Abstract

AbstractMeeting customer time requirements poses a major challenge in the context of high‐variety make‐to‐order companies. Companies need to reduce the lead time and process urgent jobs in time, while realising high delivery reliability. The key decision stages within Workload Control (WLC) are order release and shop floor dispatching. To the best of our knowledge, recent research has mainly focused on order release stage and inadvertently ignored shop floor dispatching stage. Meanwhile, urgency of job is not only related to its due date, but also affected by the dynamics of shop floor. Specifically, urgency of jobs may decrease at downstream operations in the job's routing, since priority dispatching for urgent jobs accelerates production speed at the upstream operations. And occupying production resources increases the waiting time of non‐urgent jobs at workstation.
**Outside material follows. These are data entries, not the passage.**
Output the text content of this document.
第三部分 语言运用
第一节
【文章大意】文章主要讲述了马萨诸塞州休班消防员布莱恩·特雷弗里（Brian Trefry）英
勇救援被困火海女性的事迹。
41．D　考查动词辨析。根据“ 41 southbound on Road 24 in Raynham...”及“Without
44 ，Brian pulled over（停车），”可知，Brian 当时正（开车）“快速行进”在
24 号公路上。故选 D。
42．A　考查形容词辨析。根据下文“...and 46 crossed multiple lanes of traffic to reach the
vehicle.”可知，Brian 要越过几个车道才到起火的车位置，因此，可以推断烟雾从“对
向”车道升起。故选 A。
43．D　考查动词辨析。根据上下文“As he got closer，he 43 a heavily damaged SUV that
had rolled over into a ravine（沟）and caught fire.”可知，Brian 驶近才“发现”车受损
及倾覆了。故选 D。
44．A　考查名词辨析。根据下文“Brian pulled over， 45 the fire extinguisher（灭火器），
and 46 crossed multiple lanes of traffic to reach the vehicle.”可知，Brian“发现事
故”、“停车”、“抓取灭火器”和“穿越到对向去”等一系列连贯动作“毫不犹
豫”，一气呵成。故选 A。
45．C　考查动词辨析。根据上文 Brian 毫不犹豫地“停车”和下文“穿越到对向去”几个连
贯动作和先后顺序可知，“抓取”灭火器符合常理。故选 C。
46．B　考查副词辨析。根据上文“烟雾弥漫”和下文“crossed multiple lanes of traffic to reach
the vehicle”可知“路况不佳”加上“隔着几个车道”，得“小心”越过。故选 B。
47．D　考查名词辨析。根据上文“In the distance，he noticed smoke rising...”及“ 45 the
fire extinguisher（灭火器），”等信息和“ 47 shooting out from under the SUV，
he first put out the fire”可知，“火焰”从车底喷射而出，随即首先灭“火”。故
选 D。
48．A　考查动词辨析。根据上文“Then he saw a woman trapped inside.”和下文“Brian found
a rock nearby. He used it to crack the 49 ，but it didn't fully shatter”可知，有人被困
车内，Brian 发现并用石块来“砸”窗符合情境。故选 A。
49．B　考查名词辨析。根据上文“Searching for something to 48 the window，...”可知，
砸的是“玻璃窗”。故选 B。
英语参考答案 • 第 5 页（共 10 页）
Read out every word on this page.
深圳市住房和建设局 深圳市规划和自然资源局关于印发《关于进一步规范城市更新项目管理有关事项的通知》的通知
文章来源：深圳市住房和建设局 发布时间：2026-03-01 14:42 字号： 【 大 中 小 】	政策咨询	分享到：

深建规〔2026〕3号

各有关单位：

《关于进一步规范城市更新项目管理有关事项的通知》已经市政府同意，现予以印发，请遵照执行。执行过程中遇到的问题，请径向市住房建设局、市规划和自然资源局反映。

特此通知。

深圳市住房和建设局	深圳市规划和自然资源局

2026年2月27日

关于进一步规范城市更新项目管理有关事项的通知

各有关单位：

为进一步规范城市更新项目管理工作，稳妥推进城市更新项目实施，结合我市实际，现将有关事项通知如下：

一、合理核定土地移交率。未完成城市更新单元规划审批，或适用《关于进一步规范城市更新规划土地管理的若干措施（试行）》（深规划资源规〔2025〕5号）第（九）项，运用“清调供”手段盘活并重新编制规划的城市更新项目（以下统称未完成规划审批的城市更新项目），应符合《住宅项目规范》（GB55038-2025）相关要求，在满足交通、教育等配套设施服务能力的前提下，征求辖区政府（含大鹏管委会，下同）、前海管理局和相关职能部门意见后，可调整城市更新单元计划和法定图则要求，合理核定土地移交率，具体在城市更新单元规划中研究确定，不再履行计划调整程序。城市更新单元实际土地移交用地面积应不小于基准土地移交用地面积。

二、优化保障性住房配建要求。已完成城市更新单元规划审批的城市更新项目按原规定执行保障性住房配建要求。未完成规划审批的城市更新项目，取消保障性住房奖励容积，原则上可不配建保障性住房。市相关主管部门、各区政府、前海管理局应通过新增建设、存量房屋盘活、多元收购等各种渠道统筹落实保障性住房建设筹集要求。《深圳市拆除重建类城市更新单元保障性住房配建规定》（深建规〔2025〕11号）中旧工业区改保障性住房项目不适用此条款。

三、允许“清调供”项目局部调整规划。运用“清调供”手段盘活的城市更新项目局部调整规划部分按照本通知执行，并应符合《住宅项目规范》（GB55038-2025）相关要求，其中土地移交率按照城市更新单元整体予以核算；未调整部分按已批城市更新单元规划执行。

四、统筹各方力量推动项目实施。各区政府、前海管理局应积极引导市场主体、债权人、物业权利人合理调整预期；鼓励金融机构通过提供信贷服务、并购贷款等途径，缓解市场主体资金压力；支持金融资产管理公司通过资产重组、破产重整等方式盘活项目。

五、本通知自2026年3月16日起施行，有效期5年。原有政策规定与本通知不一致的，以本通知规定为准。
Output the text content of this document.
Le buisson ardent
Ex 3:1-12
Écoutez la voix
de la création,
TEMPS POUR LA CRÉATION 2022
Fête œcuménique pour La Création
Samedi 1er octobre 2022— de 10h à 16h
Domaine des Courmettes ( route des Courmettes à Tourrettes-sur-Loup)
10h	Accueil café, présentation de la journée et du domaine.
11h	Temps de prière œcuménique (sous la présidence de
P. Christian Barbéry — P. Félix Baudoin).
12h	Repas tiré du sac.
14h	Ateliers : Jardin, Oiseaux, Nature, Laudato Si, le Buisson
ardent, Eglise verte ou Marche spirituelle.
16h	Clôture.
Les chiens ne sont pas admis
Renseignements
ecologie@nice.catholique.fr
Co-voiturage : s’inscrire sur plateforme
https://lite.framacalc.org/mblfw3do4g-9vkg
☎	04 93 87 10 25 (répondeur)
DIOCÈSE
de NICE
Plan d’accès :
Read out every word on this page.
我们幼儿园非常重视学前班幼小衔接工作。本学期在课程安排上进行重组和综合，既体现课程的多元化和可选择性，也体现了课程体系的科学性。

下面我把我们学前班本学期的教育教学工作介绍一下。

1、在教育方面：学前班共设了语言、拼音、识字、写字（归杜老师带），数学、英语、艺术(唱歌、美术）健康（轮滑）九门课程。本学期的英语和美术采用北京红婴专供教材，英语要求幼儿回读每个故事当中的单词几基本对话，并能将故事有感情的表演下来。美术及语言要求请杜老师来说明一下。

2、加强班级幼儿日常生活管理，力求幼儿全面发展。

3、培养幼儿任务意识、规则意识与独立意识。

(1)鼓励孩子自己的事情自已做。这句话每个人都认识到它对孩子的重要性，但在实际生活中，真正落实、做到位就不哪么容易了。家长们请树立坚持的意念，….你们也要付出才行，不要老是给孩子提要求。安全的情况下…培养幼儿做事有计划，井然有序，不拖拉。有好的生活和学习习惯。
This phenomenon leads to the change of urgency of jobs. Misjudgement of urgent jobs therefore may result in actual urgent jobs not being processed in time. In response, the authors focus on shop floor dispatching stage and consider the transient status of urgent operations in the context of WLC. The urgency of jobs is rejudged at the input buffer of each workstation, which is firstly defined as urgent operations and non‐urgent operations. Using simulation, the results show that considering the transient status of urgent operations contributes to speeding up production for actual urgent jobs and meeting delivery performance both in General Flow Shop and Pure Job Shop. In addition, percentage tardy performance is greatly affected by norm levels, especially at the severe urgent level. These have important implications on how urgent operations should be designed and how norm level should be set at shop floor dispatching stage.